Von dem Gipfel seien keine «Durchbrüche» zu erwarten, hatte Kremlsprecher Dmitri Peskow betont. Es handele sich um «ein Arbeitsgespräch in einer sehr schwierigen Zeit». Wenige Stunden vor der Schalte, die demnach über eine besonders geschützte und abhörsichere Leitung geführt wurde, waren mit Blick auf die Ukraine zudem noch einmal warnende Worte aus Moskau gekommen.
«Russland hat nicht vor, irgendjemanden anzugreifen, aber wir haben unsere Befürchtungen und unsere «roten Linien"», sagte Peskow vor dem Videogipfel. In der vergangenen Woche hatte Putin erklärt, dass etwa die Verlegung von militärischer Nato-Infrastruktur in die Ukraine aus russischer Sicht eine solche «rote Linie» darstellen könnte. Der Kremlchef sprach sich für ein schriftlich vereinbartes Ende der Nato-Osterweiterung aus.
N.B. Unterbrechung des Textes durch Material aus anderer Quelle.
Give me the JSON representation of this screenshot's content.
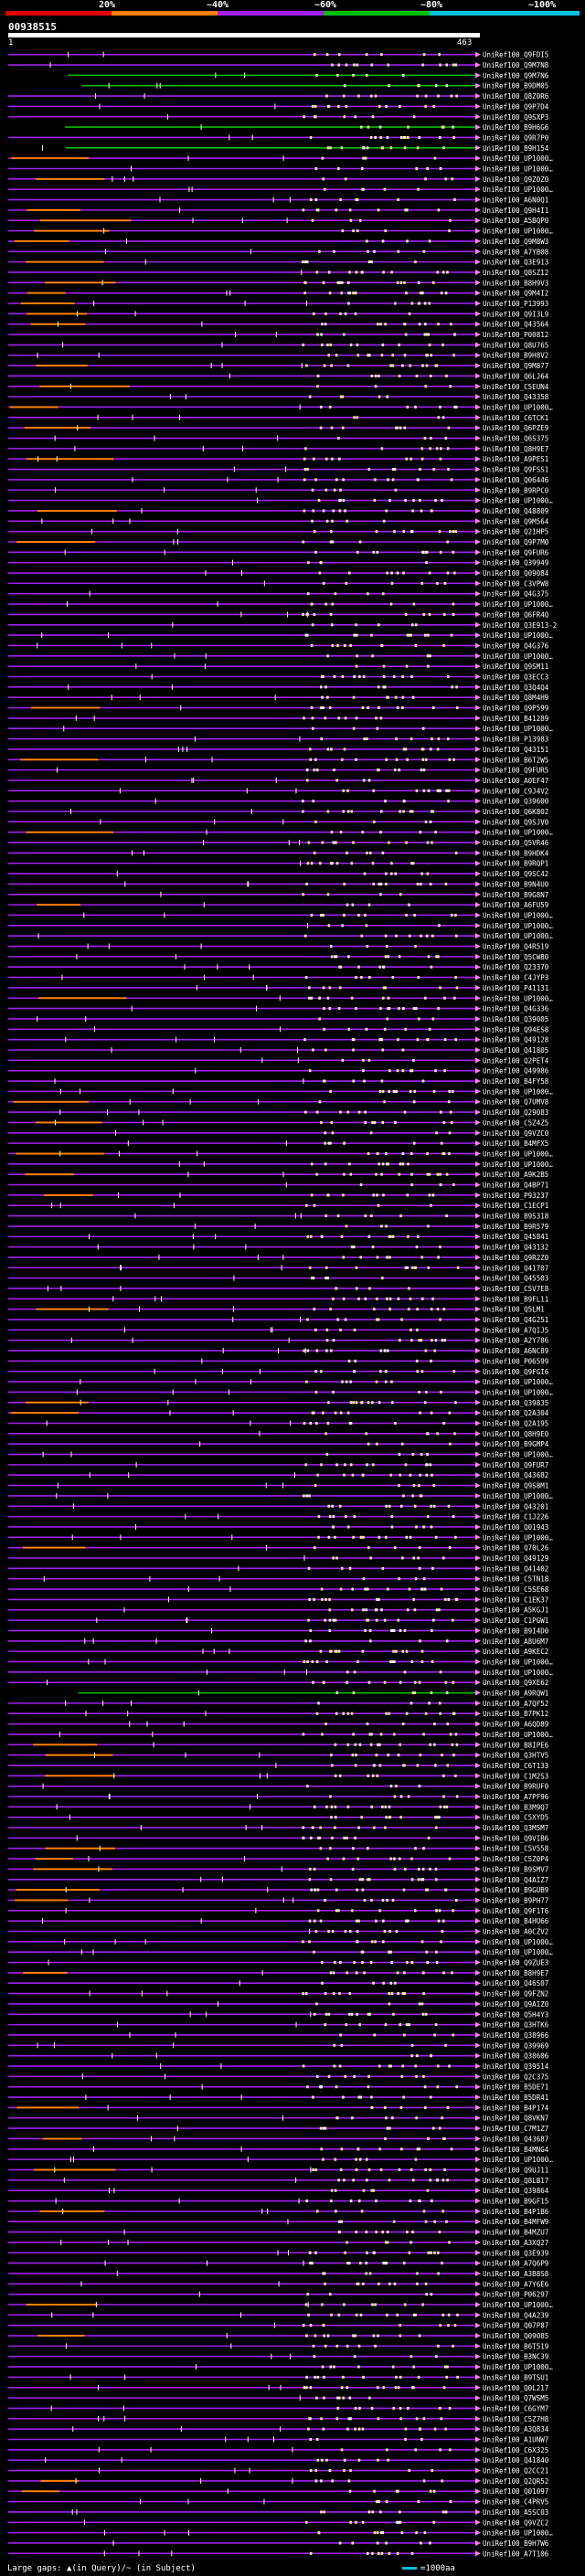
{
  "scale": {
    "ticks": [
      "20%",
      "~40%",
      "~60%",
      "~80%",
      "~100%"
    ],
    "colors": [
      "#e00000",
      "#ff8000",
      "#a020f0",
      "#00c000",
      "#00c0e0"
    ]
  },
  "query": {
    "id": "00938515",
    "start": "1",
    "end": "463"
  },
  "chart_data": {
    "type": "alignment-coverage",
    "title": "00938515",
    "x_range": [
      1,
      463
    ],
    "hit_identity_classes": [
      "20%",
      "~40%",
      "~60%",
      "~80%",
      "~100%"
    ],
    "hits": [
      "UniRef100_Q9FDI5",
      "UniRef100_Q9M7N8",
      "UniRef100_Q9M7N6",
      "UniRef100_B9DM05",
      "UniRef100_Q8Z0R6",
      "UniRef100_Q9P7D4",
      "UniRef100_Q9SXP3",
      "UniRef100_B9H6G6",
      "UniRef100_Q9R7P0",
      "UniRef100_B9H154",
      "UniRef100_UP1000…",
      "UniRef100_UP1000…",
      "UniRef100_Q9Z0Z0",
      "UniRef100_UP1000…",
      "UniRef100_A6N0Q1",
      "UniRef100_Q9H4I1",
      "UniRef100_A5BQP0",
      "UniRef100_UP1000…",
      "UniRef100_Q9M8W3",
      "UniRef100_A7YB08",
      "UniRef100_Q3E913",
      "UniRef100_Q8SZ12",
      "UniRef100_B8H9V3",
      "UniRef100_Q9M4I2",
      "UniRef100_P13993",
      "UniRef100_Q9I3L9",
      "UniRef100_Q43564",
      "UniRef100_P00812",
      "UniRef100_Q8U765",
      "UniRef100_B9H8V2",
      "UniRef100_Q9M877",
      "UniRef100_Q6LJ64",
      "UniRef100_C5EUN4",
      "UniRef100_Q43358",
      "UniRef100_UP1000…",
      "UniRef100_C6TCK1",
      "UniRef100_Q6PZE9",
      "UniRef100_Q6S375",
      "UniRef100_Q8H9E7",
      "UniRef100_A9PES1",
      "UniRef100_Q9FSS1",
      "UniRef100_Q06446",
      "UniRef100_B9RPC0",
      "UniRef100_UP1000…",
      "UniRef100_Q48809",
      "UniRef100_Q9M564",
      "UniRef100_Q21HP5",
      "UniRef100_Q9P7M0",
      "UniRef100_Q9FUR6",
      "UniRef100_Q39949",
      "UniRef100_Q09084",
      "UniRef100_C3VPW8",
      "UniRef100_Q4G375",
      "UniRef100_UP1000…",
      "UniRef100_Q6FR4Q",
      "UniRef100_Q3E913-2",
      "UniRef100_UP1000…",
      "UniRef100_Q4G376",
      "UniRef100_UP1000…",
      "UniRef100_Q9SM11",
      "UniRef100_Q3ECC3",
      "UniRef100_Q3Q4Q4",
      "UniRef100_Q8M4H9",
      "UniRef100_Q9P599",
      "UniRef100_B41289",
      "UniRef100_UP1000…",
      "UniRef100_P13983",
      "UniRef100_Q43151",
      "UniRef100_B6T2W5",
      "UniRef100_Q9FUR5",
      "UniRef100_A0EF47",
      "UniRef100_C9J4V2",
      "UniRef100_Q39600",
      "UniRef100_Q6K802",
      "UniRef100_Q9SJV0",
      "UniRef100_UP1000…",
      "UniRef100_Q5VR46",
      "UniRef100_B9HDK4",
      "UniRef100_B9RQP1",
      "UniRef100_Q9SC42",
      "UniRef100_B9N4U0",
      "UniRef100_B9G8N7",
      "UniRef100_A6FU59",
      "UniRef100_UP1000…",
      "UniRef100_UP1000…",
      "UniRef100_UP1000…",
      "UniRef100_Q4R519",
      "UniRef100_Q5CW80",
      "UniRef100_Q23370",
      "UniRef100_C4JYP3",
      "UniRef100_P41131",
      "UniRef100_UP1000…",
      "UniRef100_Q4G336",
      "UniRef100_Q39005",
      "UniRef100_Q94ES8",
      "UniRef100_Q49128",
      "UniRef100_Q41805",
      "UniRef100_Q2PET4",
      "UniRef100_Q49986",
      "UniRef100_B4FY58",
      "UniRef100_UP1000…",
      "UniRef100_Q7UMV8",
      "UniRef100_Q29083",
      "UniRef100_C5Z4Z5",
      "UniRef100_Q9VZC0",
      "UniRef100_B4MFX5",
      "UniRef100_UP1000…",
      "UniRef100_UP1000…",
      "UniRef100_A9K2B5",
      "UniRef100_Q4BP71",
      "UniRef100_P93237",
      "UniRef100_C1ECP1",
      "UniRef100_B9S318",
      "UniRef100_B9R579",
      "UniRef100_Q45841",
      "UniRef100_Q43132",
      "UniRef100_Q9R2Z0",
      "UniRef100_Q41707",
      "UniRef100_Q45503",
      "UniRef100_C5V7E8",
      "UniRef100_B9FL11",
      "UniRef100_Q5LM1",
      "UniRef100_Q4G251",
      "UniRef100_A7QIJ5",
      "UniRef100_A2Y786",
      "UniRef100_A6NC89",
      "UniRef100_P06599",
      "UniRef100_Q9FGI6",
      "UniRef100_UP1000…",
      "UniRef100_UP1000…",
      "UniRef100_Q39835",
      "UniRef100_Q2A304",
      "UniRef100_Q2A195",
      "UniRef100_Q8H9E0",
      "UniRef100_B9GMP4",
      "UniRef100_UP1000…",
      "UniRef100_Q9FUR7",
      "UniRef100_Q43682",
      "UniRef100_Q9S8M1",
      "UniRef100_UP1000…",
      "UniRef100_Q43201",
      "UniRef100_C1J226",
      "UniRef100_Q01943",
      "UniRef100_UP1000…",
      "UniRef100_Q70L26",
      "UniRef100_Q49129",
      "UniRef100_Q41402",
      "UniRef100_C5TN18",
      "UniRef100_C5SE68",
      "UniRef100_C1EK37",
      "UniRef100_A5KGJ1",
      "UniRef100_C1PGW1",
      "UniRef100_B9I4D0",
      "UniRef100_A8U6M7",
      "UniRef100_A9KEC2",
      "UniRef100_UP1000…",
      "UniRef100_UP1000…",
      "UniRef100_Q9XE62",
      "UniRef100_A9RQW1",
      "UniRef100_A7QF52",
      "UniRef100_B7PK12",
      "UniRef100_A6QD89",
      "UniRef100_UP1000…",
      "UniRef100_B8IPE6",
      "UniRef100_Q3HTV5",
      "UniRef100_C6T133",
      "UniRef100_C1M2S3",
      "UniRef100_B9RUF0",
      "UniRef100_A7PF96",
      "UniRef100_B3M9Q7",
      "UniRef100_C5XYD5",
      "UniRef100_Q3M5M7",
      "UniRef100_Q9VIB6",
      "UniRef100_C5V558",
      "UniRef100_C5Z0P4",
      "UniRef100_B9SMV7",
      "UniRef100_Q4AIZ7",
      "UniRef100_B9GUB9",
      "UniRef100_B9PH77",
      "UniRef100_Q9F1T6",
      "UniRef100_B4HU66",
      "UniRef100_A0CZV2",
      "UniRef100_UP1000…",
      "UniRef100_UP1000…",
      "UniRef100_Q9ZUE3",
      "UniRef100_B8H9E7",
      "UniRef100_Q46S07",
      "UniRef100_Q9FZN2",
      "UniRef100_Q9AIZ0",
      "UniRef100_Q5H4Y3",
      "UniRef100_Q3HTK6",
      "UniRef100_Q38966",
      "UniRef100_Q39969",
      "UniRef100_Q38606",
      "UniRef100_Q39514",
      "UniRef100_Q2C375",
      "UniRef100_B5DE71",
      "UniRef100_B5DR41",
      "UniRef100_B4P174",
      "UniRef100_Q8VKN7",
      "UniRef100_C7M1Z7",
      "UniRef100_Q43687",
      "UniRef100_B4MNG4",
      "UniRef100_UP1000…",
      "UniRef100_Q9UJ11",
      "UniRef100_Q8LB17",
      "UniRef100_Q39864",
      "UniRef100_B9GF15",
      "UniRef100_B4P1B6",
      "UniRef100_B4MFW9",
      "UniRef100_B4MZU7",
      "UniRef100_A3XQ27",
      "UniRef100_Q3E939",
      "UniRef100_A7Q6P9",
      "UniRef100_A3B8S8",
      "UniRef100_A7Y6E6",
      "UniRef100_P06297",
      "UniRef100_UP1000…",
      "UniRef100_Q4A239",
      "UniRef100_Q07P87",
      "UniRef100_Q09085",
      "UniRef100_B6T519",
      "UniRef100_B3NC39",
      "UniRef100_UP1000…",
      "UniRef100_B9TSU1",
      "UniRef100_Q0L217",
      "UniRef100_Q7WSM5",
      "UniRef100_C6GYM7",
      "UniRef100_C5Z7H8",
      "UniRef100_A3Q834",
      "UniRef100_A1UNW7",
      "UniRef100_C6X325",
      "UniRef100_Q41840",
      "UniRef100_Q2CC21",
      "UniRef100_Q2QR52",
      "UniRef100_Q01097",
      "UniRef100_C4PRV5",
      "UniRef100_A5SC03",
      "UniRef100_Q9VZC2",
      "UniRef100_UP1000…",
      "UniRef100_B9H7W6",
      "UniRef100_A7T106"
    ]
  },
  "legend": {
    "text": "Large gaps: ▲(in Query)/~ (in Subject)",
    "key": "=1000aa"
  }
}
Der designierte deutsche Bundeskanzler Olaf Scholz zeigte sich besorgt über den russischen Truppenaufmarsch an der Grenze zur Ukraine. Sicherheit und Zusammenarbeit in Europa setzten Prinzipien voraus, die in der Entspannungspolitik ausgehandelt worden seien und bis heute fortwirkten, mahnte Scholz. «Dazu gehört die Unverletzlichkeit und Unverletzbarkeit der Grenzen.»
EU-Kommissionspräsidentin Ursula von der Leyen drohte Moskau mit weiteren Sanktionen. Die Europäische Union werde auf weitere Aggressionen Moskaus regieren, sagte sie. Bestehende Sanktionsregime könnten erweitert oder neue Strafmassnahmen ergriffen werden. Sie wolle noch einmal «die uneingeschränkte und unerschütterliche Unterstützung der EU für die Ukraine» unterstreichen. Derzeit seien es Russlands bewusste Entscheidungen und aggressive Handlungen, die die Sicherheit Europas weiter destabilisierten.
Der ukrainische Verteidigungsminister Olexij Resnikow warnte in einem Interview des US-Senders CNN, dass ein russischer Einmarsch in die Ukraine ein «wirklich blutiges Massaker» bedeuten würde. Moskau wiederum forderte von Kiew eine Garantie, die von den prorussischen Separatisten kontrollierten Gebiete im Donbass nicht anzugreifen. Im Falle eines Angriffs durch die Ukraine sähe Russlands Militärdoktrin klar einen Einmarsch vor – weil im Donbass auch viele russische Staatsbürger leben.